While it is true that, in the United Kingdom, relatively few people actually are “mobile only for internet access (2.5 percent of the richest consumer households; perhaps seven percent of the poorest  households), in Canada, 20 percent of the richest households are mobile only for internet access, while about 30 percent of the poorest households are mobile only.

Households in rural areas also are more likely to rely on mobile networks for their internet access requirements as well.

Single-person households and households with younger consumers also are more likely to be mobile only for internet access.

Less than a tenth of people in France and the UK were mobile-only, but in Turkey the figure was more than three times higher.
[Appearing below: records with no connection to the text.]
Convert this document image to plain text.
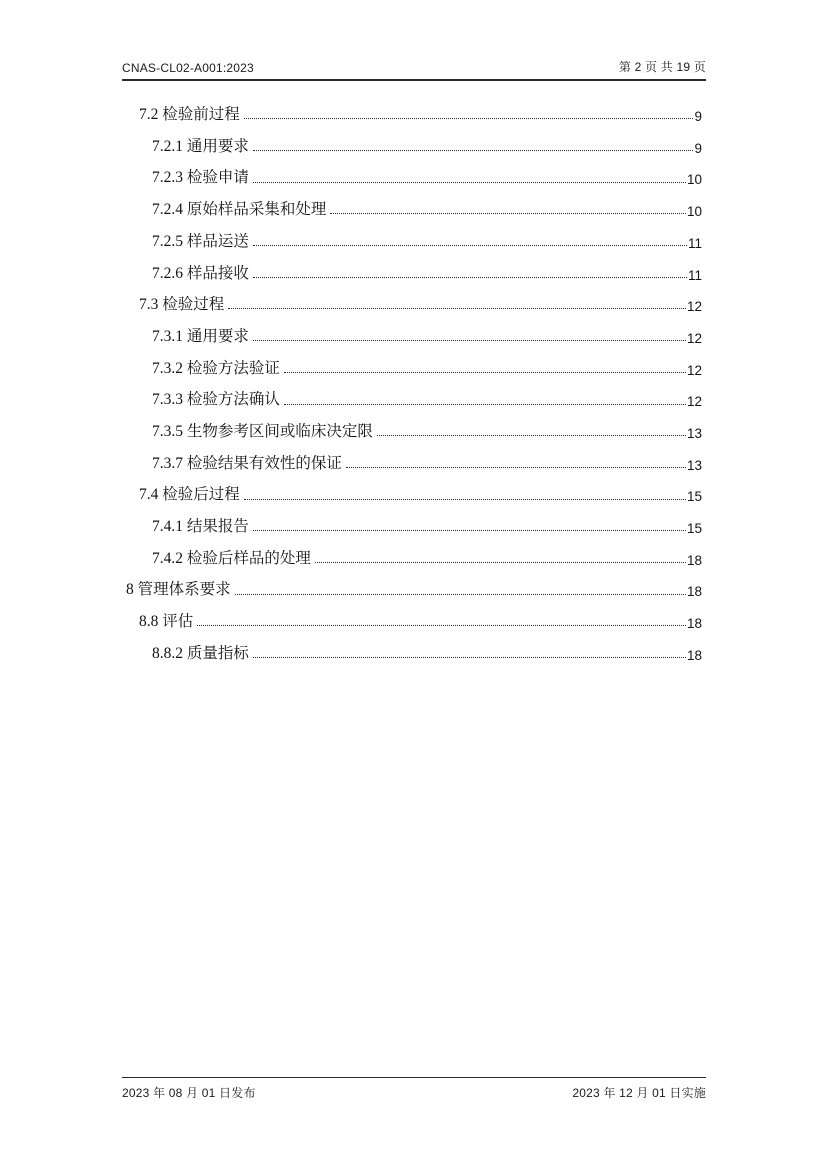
CNAS-CL02-A001:2023	第 2 页 共 19 页
7.2 检验前过程	9
7.2.1 通用要求	9
7.2.3 检验申请	10
7.2.4 原始样品采集和处理	10
7.2.5 样品运送	11
7.2.6 样品接收	11
7.3 检验过程	12
7.3.1 通用要求	12
7.3.2 检验方法验证	12
7.3.3 检验方法确认	12
7.3.5 生物参考区间或临床决定限	13
7.3.7 检验结果有效性的保证	13
7.4 检验后过程	15
7.4.1 结果报告	15
7.4.2 检验后样品的处理	18
8 管理体系要求	18
8.8 评估	18
8.8.2 质量指标	18
2023 年 08 月 01 日发布	2023 年 12 月 01 日实施
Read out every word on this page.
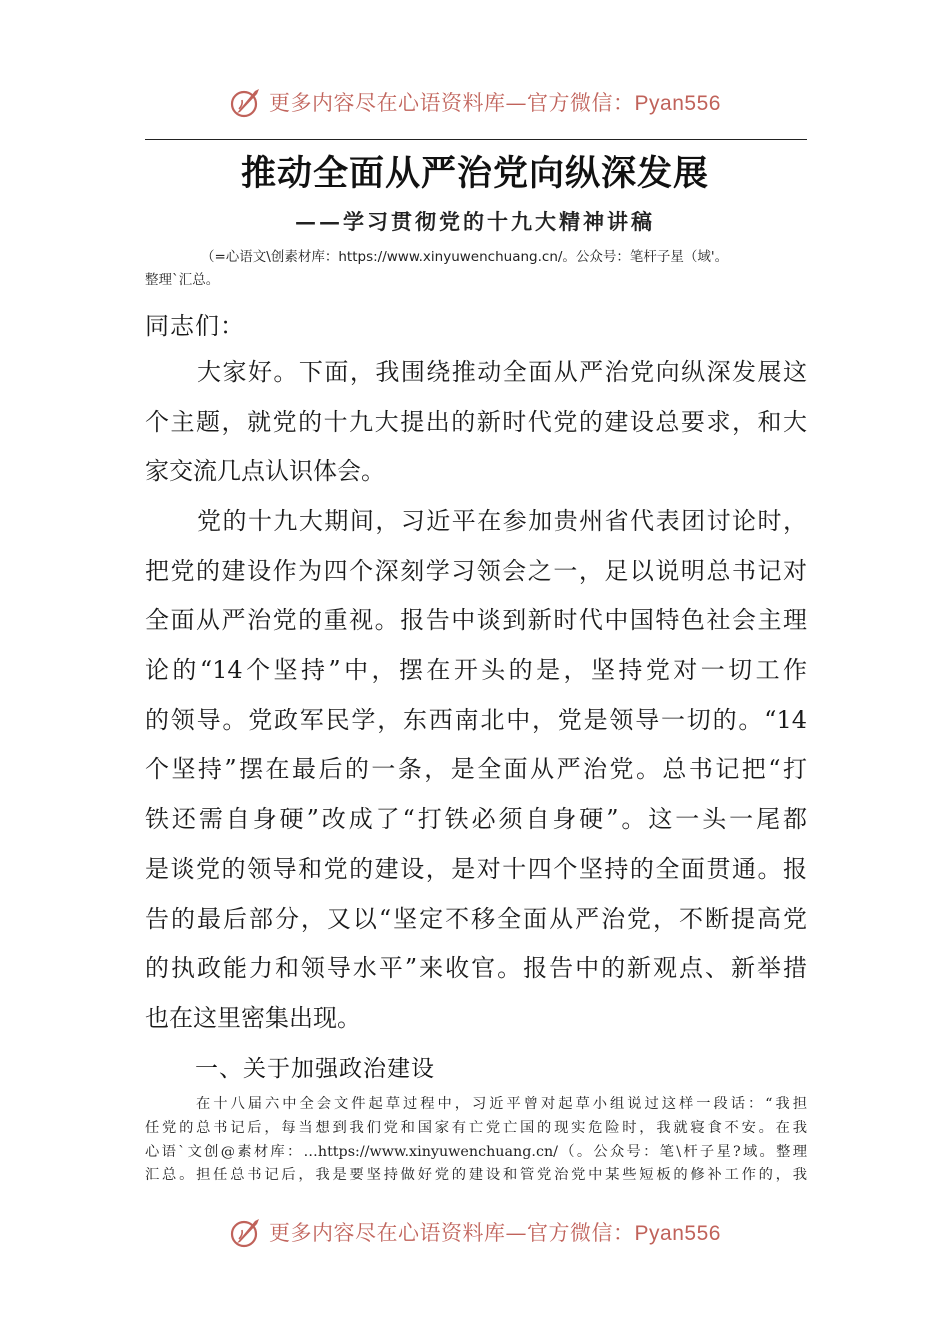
更多内容尽在心语资料库—官方微信：Pyan556
推动全面从严治党向纵深发展
——学习贯彻党的十九大精神讲稿
（=心语文\创素材库：https://www.xinyuwenchuang.cn/。公众号：笔杆子星（域'。
整理`汇总。
同志们：
大家好。下面，我围绕推动全面从严治党向纵深发展这
个主题，就党的十九大提出的新时代党的建设总要求，和大
家交流几点认识体会。
党的十九大期间，习近平在参加贵州省代表团讨论时，
把党的建设作为四个深刻学习领会之一，足以说明总书记对
全面从严治党的重视。报告中谈到新时代中国特色社会主理
论的“14个坚持”中，摆在开头的是，坚持党对一切工作
的领导。党政军民学，东西南北中，党是领导一切的。“14
个坚持”摆在最后的一条，是全面从严治党。总书记把“打
铁还需自身硬”改成了“打铁必须自身硬”。这一头一尾都
是谈党的领导和党的建设，是对十四个坚持的全面贯通。报
告的最后部分，又以“坚定不移全面从严治党，不断提高党
的执政能力和领导水平”来收官。报告中的新观点、新举措
也在这里密集出现。
一、关于加强政治建设
在十八届六中全会文件起草过程中，习近平曾对起草小组说过这样一段话：“我担
任党的总书记后，每当想到我们党和国家有亡党亡国的现实危险时，我就寝食不安。在我
心语`文创@素材库：…https://www.xinyuwenchuang.cn/（。公众号：笔\杆子星?域。整理
汇总。担任总书记后，我是要坚持做好党的建设和管党治党中某些短板的修补工作的，我
更多内容尽在心语资料库—官方微信：Pyan556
In Latin America, for example, Deloitte Brazil believes that over a third of all homes in Brazil were mobile data only. And in China, a fifth of the online user base (rather than households) were mobile-only as of 2016.

In Tokyo, where fiber optic connections are widely available, hundreds of thousands of homes (or about five percent) are relying on only mobile in 2017.

In Latin America, Deloitte Brazil believes that over a third of all homes in Brazil were mobile data only.

Better mobile networks, especially 4G LTE, have made mobile internet user experience more like fixed access.

Deloitte Global predicts that 20 percent of North Americans with internet access will get all of their home data access from mobile networks in 2018.

Deloitte Global further predicts that a mixture of mobile and fixed wireless access technologies could lead to 30 percent to 40 percent of the population relying on wireless for data at home by 2022, an increase from 10 percent in 2013.


What is unclear is how wireless access might change over the next five years. Deloitte argues that, by 2022, wireless home internet solutions will grow both at the low end of the market (homes using relatively little data) and portions of the market that otherwise might have purchased a fixed connection.